Um ano antes, em 2013, o projeto Insónias em Carvão esteve para se chamar Fotografite – com bastante menos graça, diga-se. Nessa altura, e porque precisava de mais dinheiro (o primeiro filho vinha a caminho), Luís desenhava a carvão por cima de fotografias. Depois de um presente para a cunhada – um ensaio fotográfico com a família reunida –, chegou a fazer trabalhos para desconhecidos que lhe pediam uma ou outra montagem mais divertida. Ainda não enriqueceu com os memes, “os hieróglifos do século XXI” como lhes chama, mas também não precisa de muito dinheiro, mantendo um velhinho Seat Ibiza e a televisão antiga.
Luís tem receio de ir ficando menos mordaz. Por isso prefere não conhecer, pessoalmente, os visados das suas brincadeiras, mantendo a distância de figuras públicas como Bruno de Carvalho, Jorge Jesus, Cavaco Silva e Passos Coelho, no topo da lista dos mais caricaturados. “Cresci sem redes sociais, aquilo não é um sítio privado. Não dá para falar de tudo, até porque tenho um humor que consegue ser mais extremista. Já fugi a quase todas as regras, mas tento não fazer nada com anónimos, pessoas doentes, mortes. Penso sempre que a família dessas pessoas pode ver. Há outros que, debaixo da capa ‘eu sou muito frontal e genuíno’, não percebem que são mal-educados, digitalmente iletrados e não medem a ofensa.”
Poucas situações e pessoas levam Luís Rodrigues a rir à gargalhada, o que não faz dele uma pessoa sisuda. Ri-se mais com anónimos e tiradas espontâneas do seu grupo de amigos do que com as comédias do panorama audiovisual. Por associar o humor a quem faz stand-up comedy, não se revê quando falam dele como humorista, mas também não se considera um artista. O facto de ter seguido Economia, no Secundário, e Comunicação Empresarial, na universidade pode ajudar a perceber o raciocínio.

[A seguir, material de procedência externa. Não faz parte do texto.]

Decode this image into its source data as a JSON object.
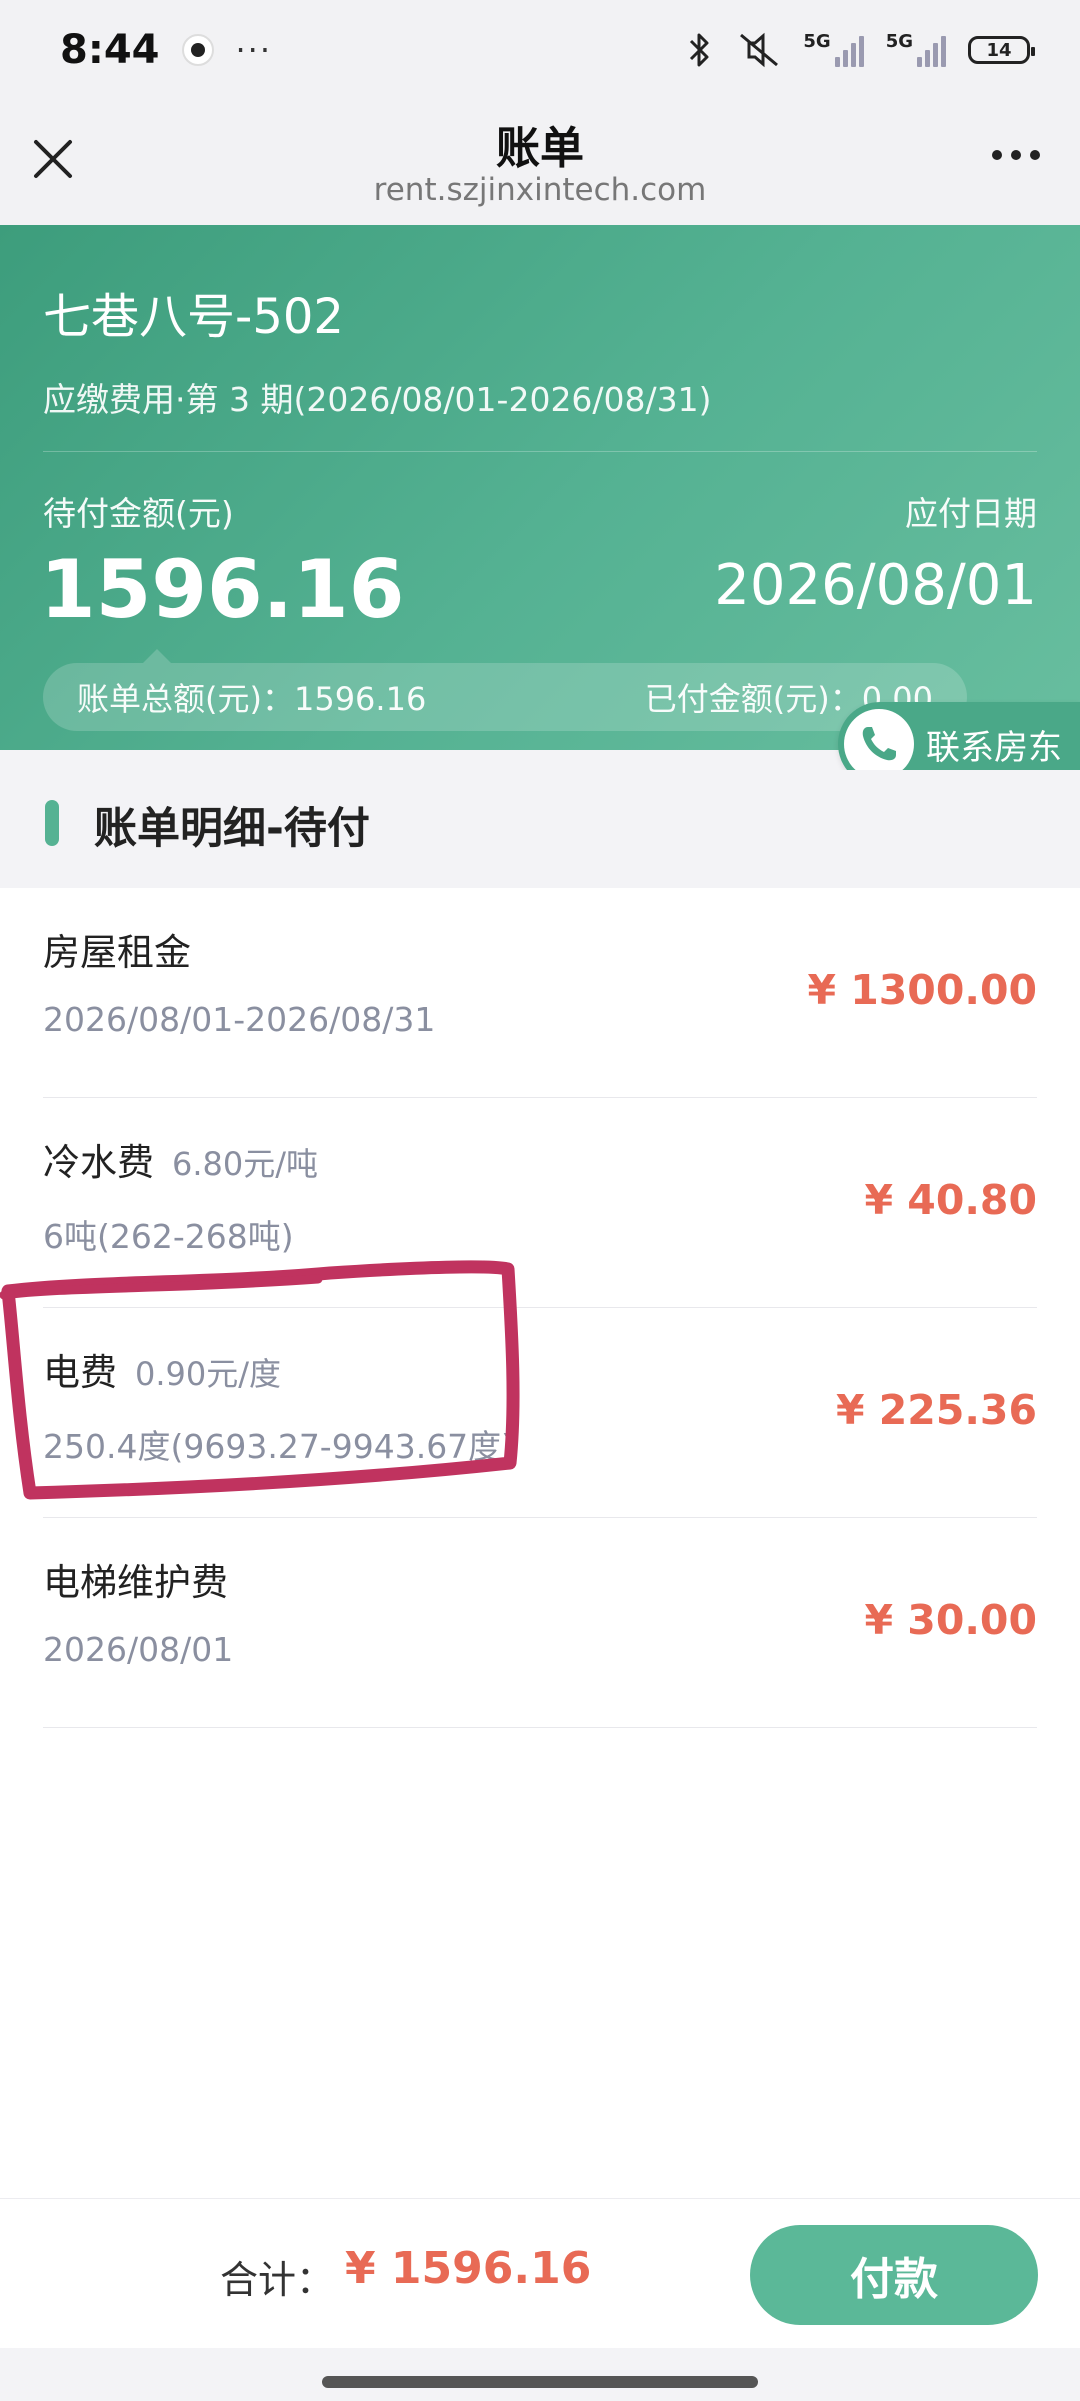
{
  "status_bar": {
    "time": "8:44",
    "network1": "5G",
    "network2": "5G",
    "battery": "14",
    "icons": [
      "record-icon",
      "bluetooth-icon",
      "mute-icon",
      "signal-icon",
      "battery-icon"
    ]
  },
  "nav": {
    "title": "账单",
    "url": "rent.szjinxintech.com"
  },
  "hero": {
    "property": "七巷八号-502",
    "period": "应缴费用·第 3 期(2026/08/01-2026/08/31)",
    "pending_label": "待付金额(元)",
    "pending_amount": "1596.16",
    "due_label": "应付日期",
    "due_date": "2026/08/01",
    "total_label": "账单总额(元)：1596.16",
    "paid_label": "已付金额(元)：0.00"
  },
  "contact": {
    "label": "联系房东"
  },
  "section": {
    "title": "账单明细-待付"
  },
  "bills": [
    {
      "name": "房屋租金",
      "rate": "",
      "detail": "2026/08/01-2026/08/31",
      "amount": "¥ 1300.00"
    },
    {
      "name": "冷水费",
      "rate": "6.80元/吨",
      "detail": "6吨(262-268吨)",
      "amount": "¥ 40.80"
    },
    {
      "name": "电费",
      "rate": "0.90元/度",
      "detail": "250.4度(9693.27-9943.67度)",
      "amount": "¥ 225.36"
    },
    {
      "name": "电梯维护费",
      "rate": "",
      "detail": "2026/08/01",
      "amount": "¥ 30.00"
    }
  ],
  "bottom": {
    "total_label": "合计：",
    "total_amount": "¥ 1596.16",
    "pay_label": "付款"
  },
  "colors": {
    "brand": "#55b293",
    "amount": "#e86a55",
    "annotation": "#c0335f"
  }
}
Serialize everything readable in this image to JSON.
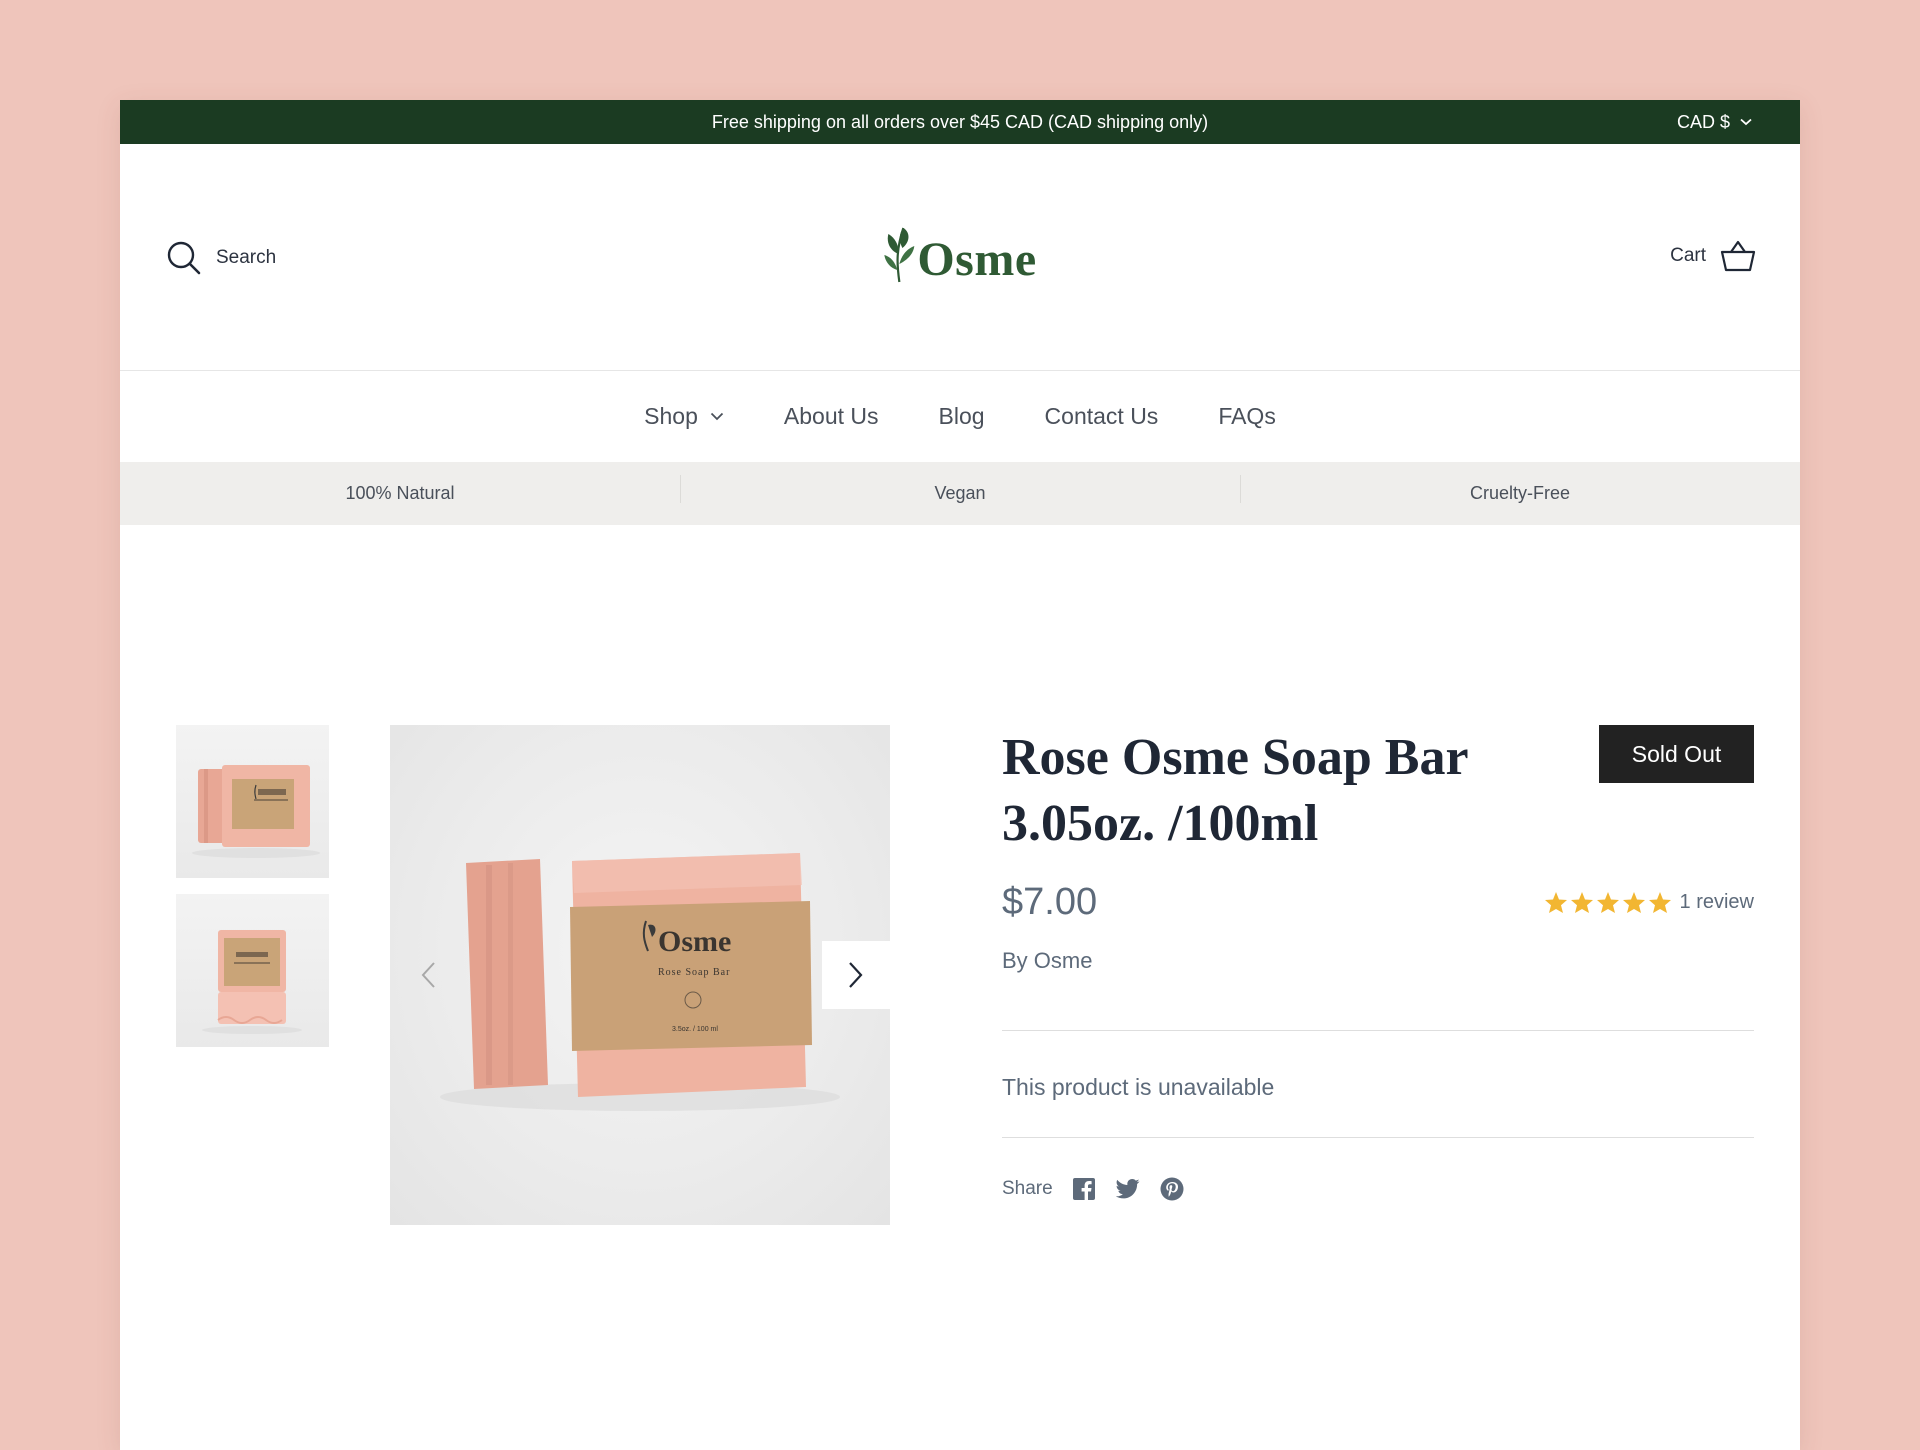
{
  "announcement": {
    "text": "Free shipping on all orders over $45 CAD (CAD shipping only)",
    "currency": "CAD $"
  },
  "header": {
    "search_label": "Search",
    "logo_text": "Osme",
    "cart_label": "Cart"
  },
  "nav": {
    "items": [
      {
        "label": "Shop",
        "has_dropdown": true
      },
      {
        "label": "About Us"
      },
      {
        "label": "Blog"
      },
      {
        "label": "Contact Us"
      },
      {
        "label": "FAQs"
      }
    ]
  },
  "usp": [
    "100% Natural",
    "Vegan",
    "Cruelty-Free"
  ],
  "product": {
    "title": "Rose Osme Soap Bar 3.05oz. /100ml",
    "badge": "Sold Out",
    "price": "$7.00",
    "rating_stars": 5,
    "review_text": "1 review",
    "vendor": "By Osme",
    "availability": "This product is unavailable",
    "share_label": "Share",
    "label_brand": "Osme",
    "label_name": "Rose Soap Bar",
    "label_size": "3.5oz. / 100 ml"
  },
  "colors": {
    "page_bg": "#efc5bb",
    "announce_bg": "#1b3b22",
    "brand_green": "#2f5a34",
    "star": "#f2b632",
    "badge_bg": "#222222"
  }
}
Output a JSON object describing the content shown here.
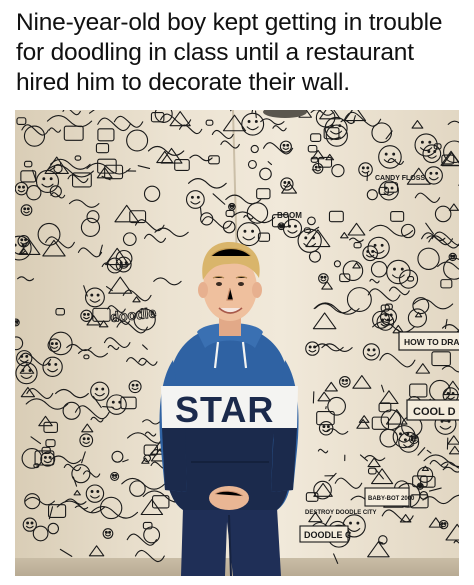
{
  "meme": {
    "caption": "Nine-year-old boy kept getting in trouble for doodling in class until a restaurant hired him to decorate their wall."
  },
  "photo": {
    "subject": "boy-standing-in-front-of-doodled-wall",
    "wall_color": "#ebe2d0",
    "ink_color": "#1a1a1a",
    "hoodie_colors": {
      "blue": "#2f62a3",
      "navy": "#1b2a4c",
      "white": "#f4f4f2"
    },
    "wall_text": {
      "candy_floss": "CANDY FLOSS",
      "boom": "BOOM",
      "how_to_draw": "HOW TO DRA",
      "cool": "COOL D",
      "baby_bot": "BABY-BOT 2000",
      "destroy": "DESTROY DOODLE CITY",
      "doodle": "DOODLE C",
      "hoodie_star": "STAR"
    }
  }
}
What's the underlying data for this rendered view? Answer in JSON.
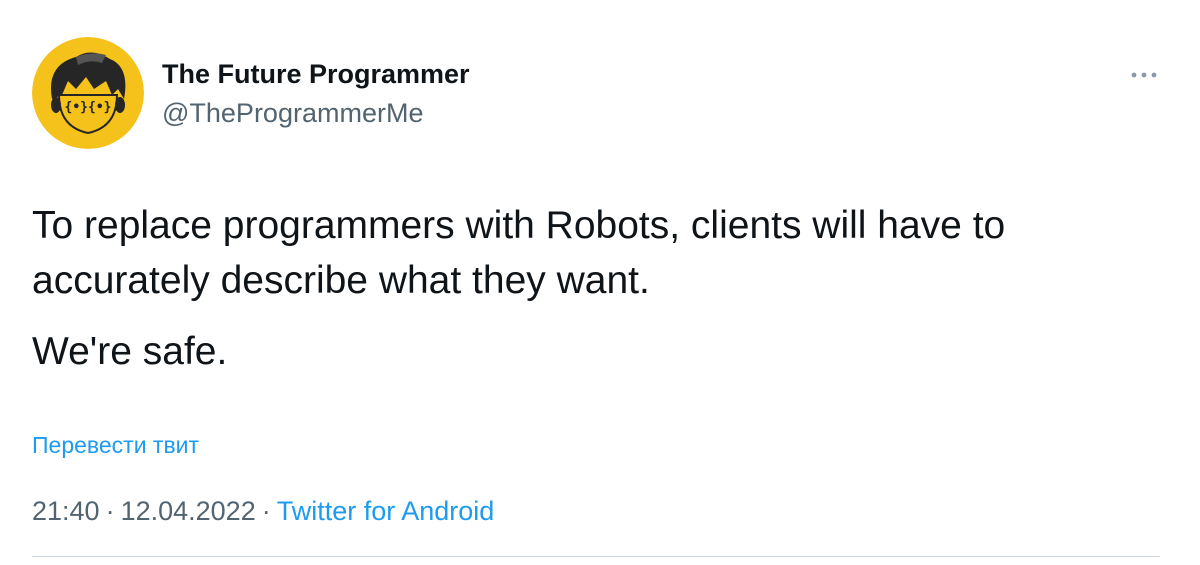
{
  "tweet": {
    "author": {
      "display_name": "The Future Programmer",
      "handle": "@TheProgrammerMe",
      "avatar": "cartoon-face-with-curly-brace-glasses",
      "avatar_glyph": "{•}{•}"
    },
    "more_icon": "more-options-icon",
    "body": {
      "line1": "To replace programmers with Robots, clients will have to accurately describe what they want.",
      "line2": "We're safe."
    },
    "translate_link": "Перевести твит",
    "meta": {
      "time": "21:40",
      "date": "12.04.2022",
      "separator": "·",
      "source": "Twitter for Android"
    }
  },
  "colors": {
    "text_primary": "#0f1419",
    "text_secondary": "#536471",
    "link": "#1d9bf0",
    "avatar_bg": "#f4c21b",
    "avatar_hair": "#262626",
    "divider": "#cfd9de"
  }
}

Os amigos ainda hoje lhe chamam o inglês, alcunha que deriva do facto de Luís ter nascido e passado os primeiros anos em Inglaterra. Veio para Portugal aos cinco anos, para a zona de Oeiras, onde se mantém. Do Reino Unido não guarda lembranças ou afetos especiais e, quando lá vai, porta-se como um verdadeiro turista.
Fã de banda desenhada, especialmente do universo do fantástico e dos heróis sem poderes, como Punisher e Batman, há muito que não desenha em papel, exceto quando está a brincar com os filhos, de 6 anos e de 18 meses. Talvez ainda sejam muito pequenos para perceberem que o pai, antes de ser conhecido e querer passar despercebido, já tinha sido visto na televisão pelo País inteiro.
Há sete anos, o seu pedido de casamento a Maria João Luís, técnica de radiologia, deu origem a um anúncio de uma empresa de telecomunicações no Dia dos Namorados. Apesar de continuar a ser reservado quanto à exposição da sua imagem, Luís Rodrigues já teve a sua história de amor escarrapachada no pequeno ecrã. Depois, foi a vez de Luís ser surpreendido pela mulher: quando pensava que ia a um batizado, entrou no seu próprio casamento. Apanhado!